Cool! Conceptually, that works for me. The weird bit is that it isn't activated yet (soon will be), so it won't be cleaned up in Agave for a while. However, only BPF programs use it so far, but the loader still has to implement it behind a feature-gate.

What I recommend you do is using solana-conformance to specify a custom diff function instead (I can show you how to do this over a call or chat). You can then specify to not compare account states on error cases. This way, you don't have to touch the harnesses.

Yep, this would be great.

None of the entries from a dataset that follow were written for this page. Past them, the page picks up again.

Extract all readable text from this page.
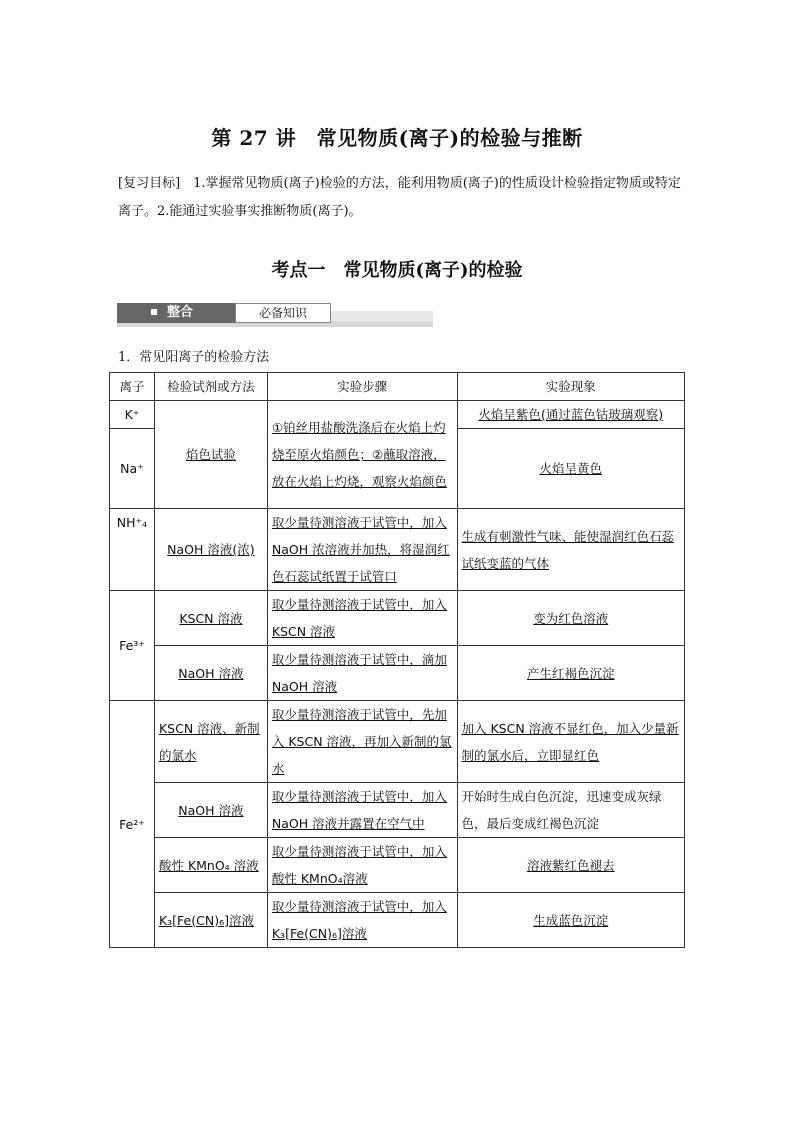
第 27 讲　常见物质(离子)的检验与推断
[复习目标]　1.掌握常见物质(离子)检验的方法，能利用物质(离子)的性质设计检验指定物质或特定离子。2.能通过实验事实推断物质(离子)。
考点一　常见物质(离子)的检验
整合	必备知识
1．常见阳离子的检验方法
离子	检验试剂或方法	实验步骤	实验现象
K⁺	焰色试验	①铂丝用盐酸洗涤后在火焰上灼烧至原火焰颜色；②蘸取溶液，放在火焰上灼烧，观察火焰颜色	火焰呈紫色(通过蓝色钴玻璃观察)
Na⁺			火焰呈黄色
NH⁺₄	NaOH 溶液(浓)	取少量待测溶液于试管中，加入 NaOH 浓溶液并加热，将湿润红色石蕊试纸置于试管口	生成有刺激性气味、能使湿润红色石蕊试纸变蓝的气体
Fe³⁺	KSCN 溶液	取少量待测溶液于试管中，加入 KSCN 溶液	变为红色溶液
	NaOH 溶液	取少量待测溶液于试管中，滴加 NaOH 溶液	产生红褐色沉淀
Fe²⁺	KSCN 溶液、新制的氯水	取少量待测溶液于试管中，先加入 KSCN 溶液，再加入新制的氯水	加入 KSCN 溶液不显红色，加入少量新制的氯水后，立即显红色
	NaOH 溶液	取少量待测溶液于试管中，加入 NaOH 溶液并露置在空气中	开始时生成白色沉淀，迅速变成灰绿色，最后变成红褐色沉淀
	酸性 KMnO₄ 溶液	取少量待测溶液于试管中，加入酸性 KMnO₄溶液	溶液紫红色褪去
	K₃[Fe(CN)₆]溶液	取少量待测溶液于试管中，加入 K₃[Fe(CN)₆]溶液	生成蓝色沉淀
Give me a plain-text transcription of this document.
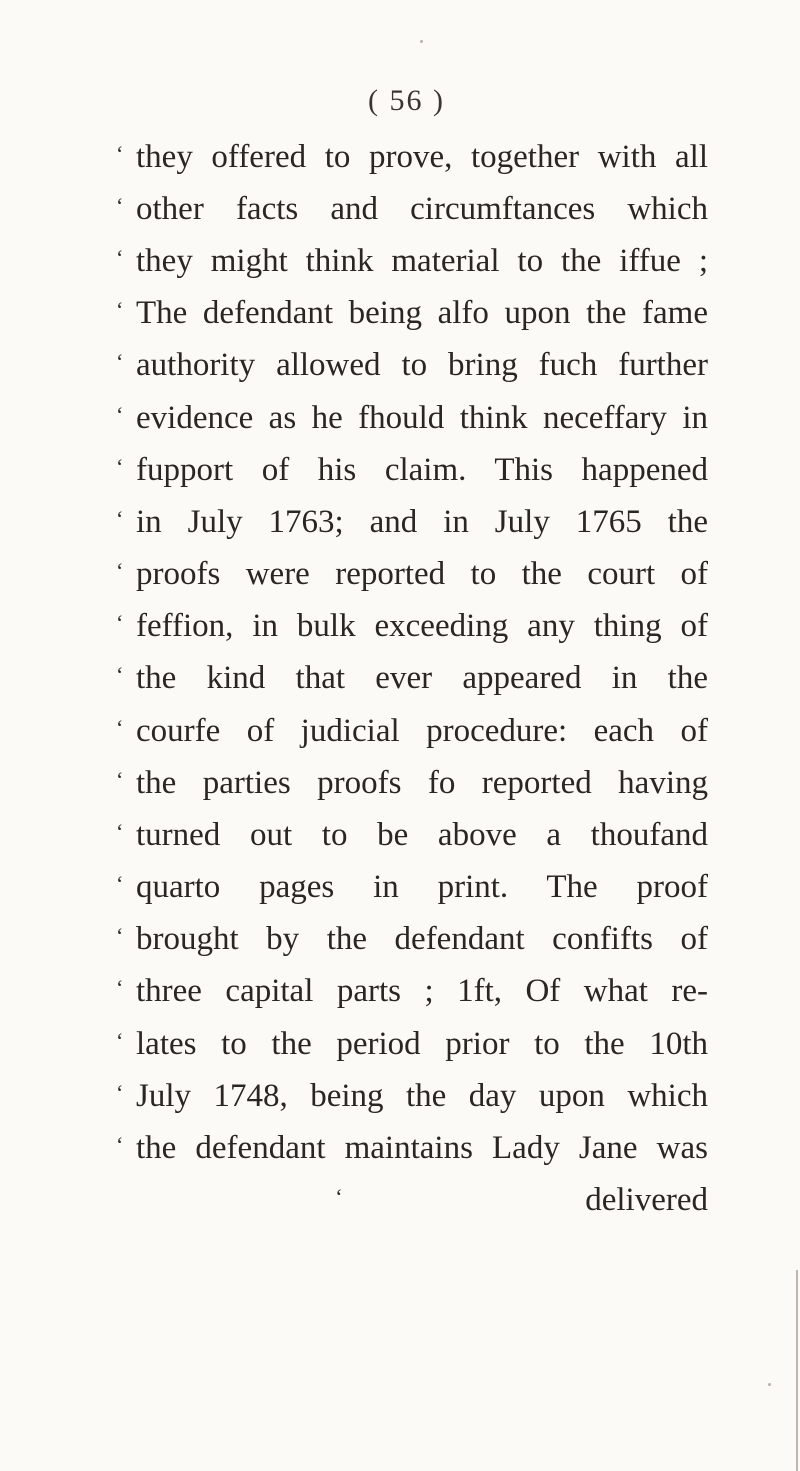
( 56 )
‘ they offered to prove, together with all
‘ other facts and circumftances which
‘ they might think material to the iffue ;
‘ The defendant being alfo upon the fame
‘ authority allowed to bring fuch further
‘ evidence as he fhould think neceffary in
‘ fupport of his claim. This happened
‘ in July 1763; and in July 1765 the
‘ proofs were reported to the court of
‘ feffion, in bulk exceeding any thing of
‘ the kind that ever appeared in the
‘ courfe of judicial procedure: each of
‘ the parties proofs fo reported having
‘ turned out to be above a thoufand
‘ quarto pages in print. The proof
‘ brought by the defendant confifts of
‘ three capital parts ; 1ft, Of what re-
‘ lates to the period prior to the 10th
‘ July 1748, being the day upon which
‘ the defendant maintains Lady Jane was
‘	delivered
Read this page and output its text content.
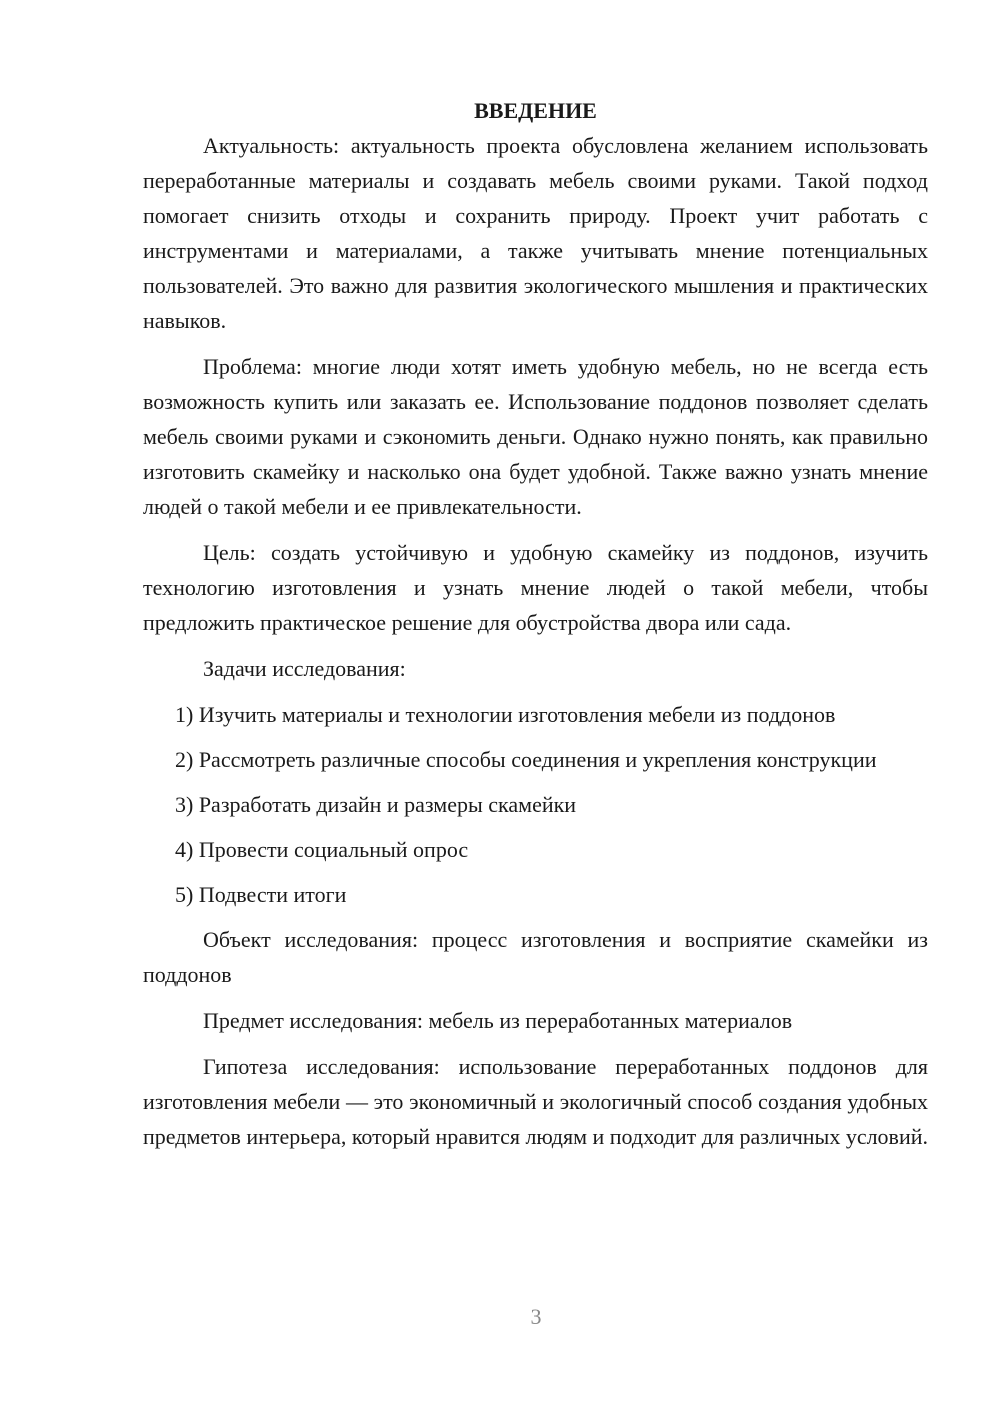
ВВЕДЕНИЕ

Актуальность: актуальность проекта обусловлена желанием использовать переработанные материалы и создавать мебель своими руками. Такой подход помогает снизить отходы и сохранить природу. Проект учит работать с инструментами и материалами, а также учитывать мнение потенциальных пользователей. Это важно для развития экологического мышления и практических навыков.

Проблема: многие люди хотят иметь удобную мебель, но не всегда есть возможность купить или заказать ее. Использование поддонов позволяет сделать мебель своими руками и сэкономить деньги. Однако нужно понять, как правильно изготовить скамейку и насколько она будет удобной. Также важно узнать мнение людей о такой мебели и ее привлекательности.

Цель: создать устойчивую и удобную скамейку из поддонов, изучить технологию изготовления и узнать мнение людей о такой мебели, чтобы предложить практическое решение для обустройства двора или сада.

Задачи исследования:

1) Изучить материалы и технологии изготовления мебели из поддонов

2) Рассмотреть различные способы соединения и укрепления конструкции

3) Разработать дизайн и размеры скамейки

4) Провести социальный опрос

5) Подвести итоги

Объект исследования: процесс изготовления и восприятие скамейки из поддонов

Предмет исследования: мебель из переработанных материалов

Гипотеза исследования: использование переработанных поддонов для изготовления мебели — это экономичный и экологичный способ создания удобных предметов интерьера, который нравится людям и подходит для различных условий.

3
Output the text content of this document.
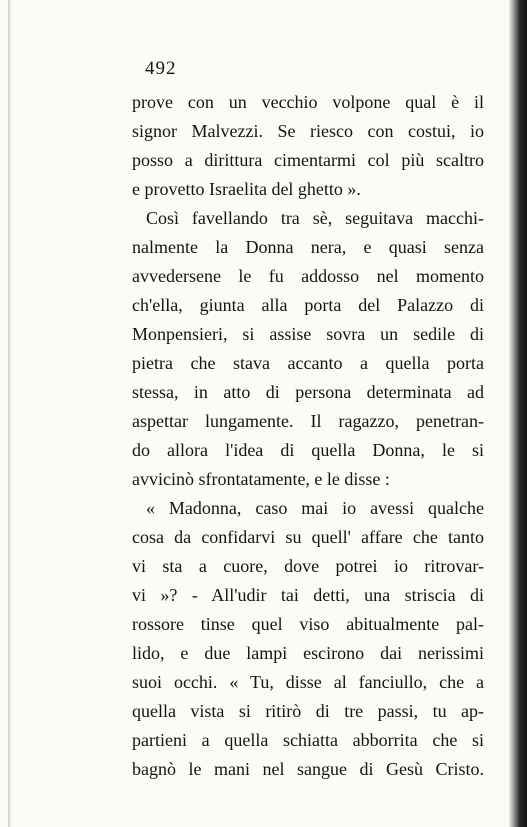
492
prove con un vecchio volpone qual è il
signor Malvezzi. Se riesco con costui, io
posso a dirittura cimentarmi col più scaltro
e provetto Israelita del ghetto ».
Così favellando tra sè, seguitava macchi-
nalmente la Donna nera, e quasi senza
avvedersene le fu addosso nel momento
ch'ella, giunta alla porta del Palazzo di
Monpensieri, si assise sovra un sedile di
pietra che stava accanto a quella porta
stessa, in atto di persona determinata ad
aspettar lungamente. Il ragazzo, penetran-
do allora l'idea di quella Donna, le si
avvicinò sfrontatamente, e le disse :
« Madonna, caso mai io avessi qualche
cosa da confidarvi su quell' affare che tanto
vi sta a cuore, dove potrei io ritrovar-
vi »? - All'udir tai detti, una striscia di
rossore tinse quel viso abitualmente pal-
lido, e due lampi escirono dai nerissimi
suoi occhi. « Tu, disse al fanciullo, che a
quella vista si ritirò di tre passi, tu ap-
partieni a quella schiatta abborrita che si
bagnò le mani nel sangue di Gesù Cristo.
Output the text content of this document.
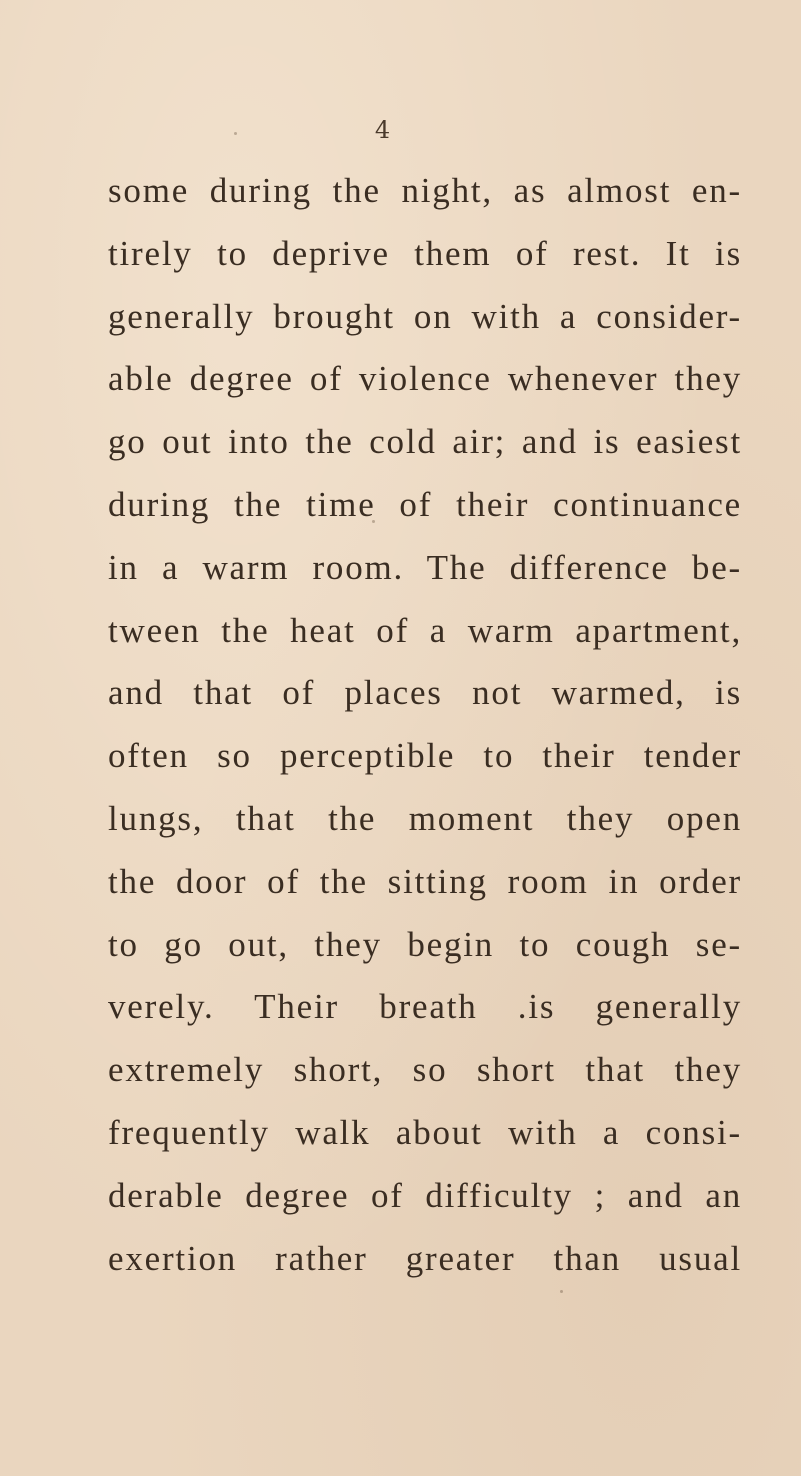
4
some during the night, as almost en-
tirely to deprive them of rest. It is
generally brought on with a consider-
able degree of violence whenever they
go out into the cold air; and is easiest
during the time of their continuance
in a warm room. The difference be-
tween the heat of a warm apartment,
and that of places not warmed, is
often so perceptible to their tender
lungs, that the moment they open
the door of the sitting room in order
to go out, they begin to cough se-
verely. Their breath .is generally
extremely short, so short that they
frequently walk about with a consi-
derable degree of difficulty ; and an
exertion rather greater than usual
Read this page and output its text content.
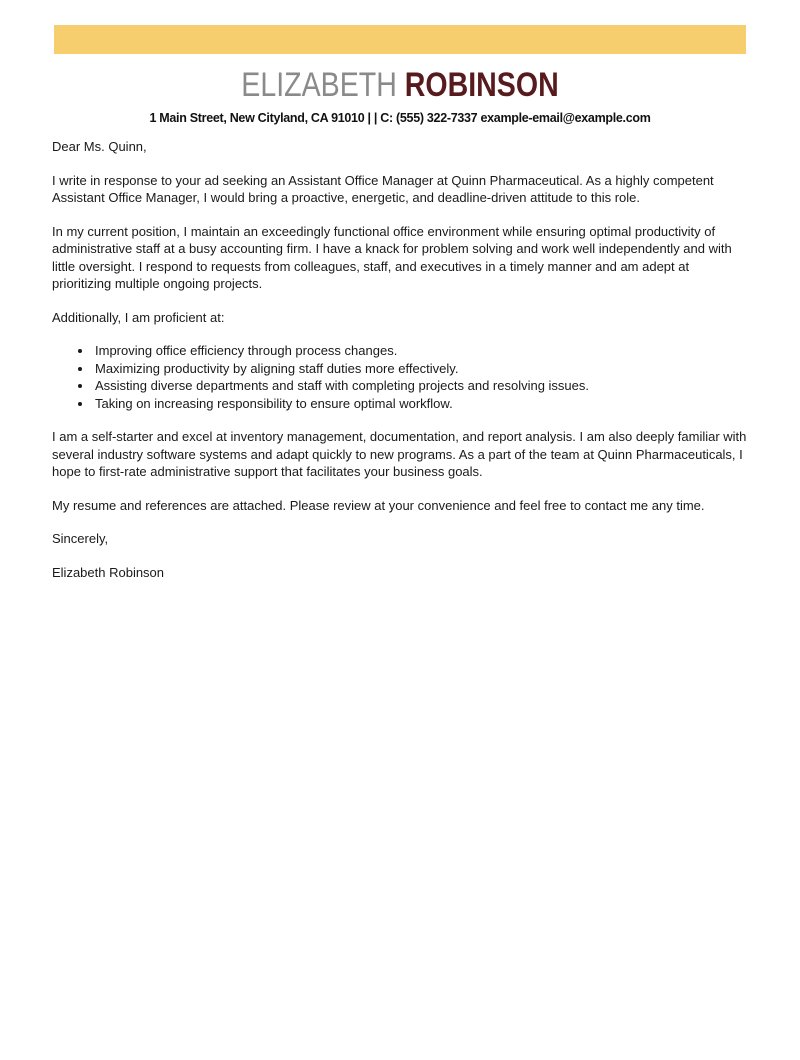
ELIZABETH ROBINSON
1 Main Street, New Cityland, CA 91010 | | C: (555) 322-7337 example-email@example.com

Dear Ms. Quinn,

I write in response to your ad seeking an Assistant Office Manager at Quinn Pharmaceutical. As a highly competent Assistant Office Manager, I would bring a proactive, energetic, and deadline-driven attitude to this role.

In my current position, I maintain an exceedingly functional office environment while ensuring optimal productivity of administrative staff at a busy accounting firm. I have a knack for problem solving and work well independently and with little oversight. I respond to requests from colleagues, staff, and executives in a timely manner and am adept at prioritizing multiple ongoing projects.

Additionally, I am proficient at:

• Improving office efficiency through process changes.
• Maximizing productivity by aligning staff duties more effectively.
• Assisting diverse departments and staff with completing projects and resolving issues.
• Taking on increasing responsibility to ensure optimal workflow.

I am a self-starter and excel at inventory management, documentation, and report analysis. I am also deeply familiar with several industry software systems and adapt quickly to new programs. As a part of the team at Quinn Pharmaceuticals, I hope to first-rate administrative support that facilitates your business goals.

My resume and references are attached. Please review at your convenience and feel free to contact me any time.

Sincerely,

Elizabeth Robinson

I'll reach out about this.

The easiest thing to do for now is to just reject the input if it contains duplicate mismatching roles. You could probably put it behind the core-bpf feature flag to return None if the account infos are mismatching, and conformance should skip those inputs.

If I do this under the core-bpf feature flag, wouldn't that mean it would only skip these fixtures on the BPF side? The builtin target would still run them and then there would be a mismatch.

[mjain-jump]

If I do this under the core-bpf feature flag, wouldn't that mean it would only skip these fixtures on the BPF side? The builtin target would still run them and then there would be a mismatch.

If any one of the targets rejects the input and returns None, the test case is skipped in conformance.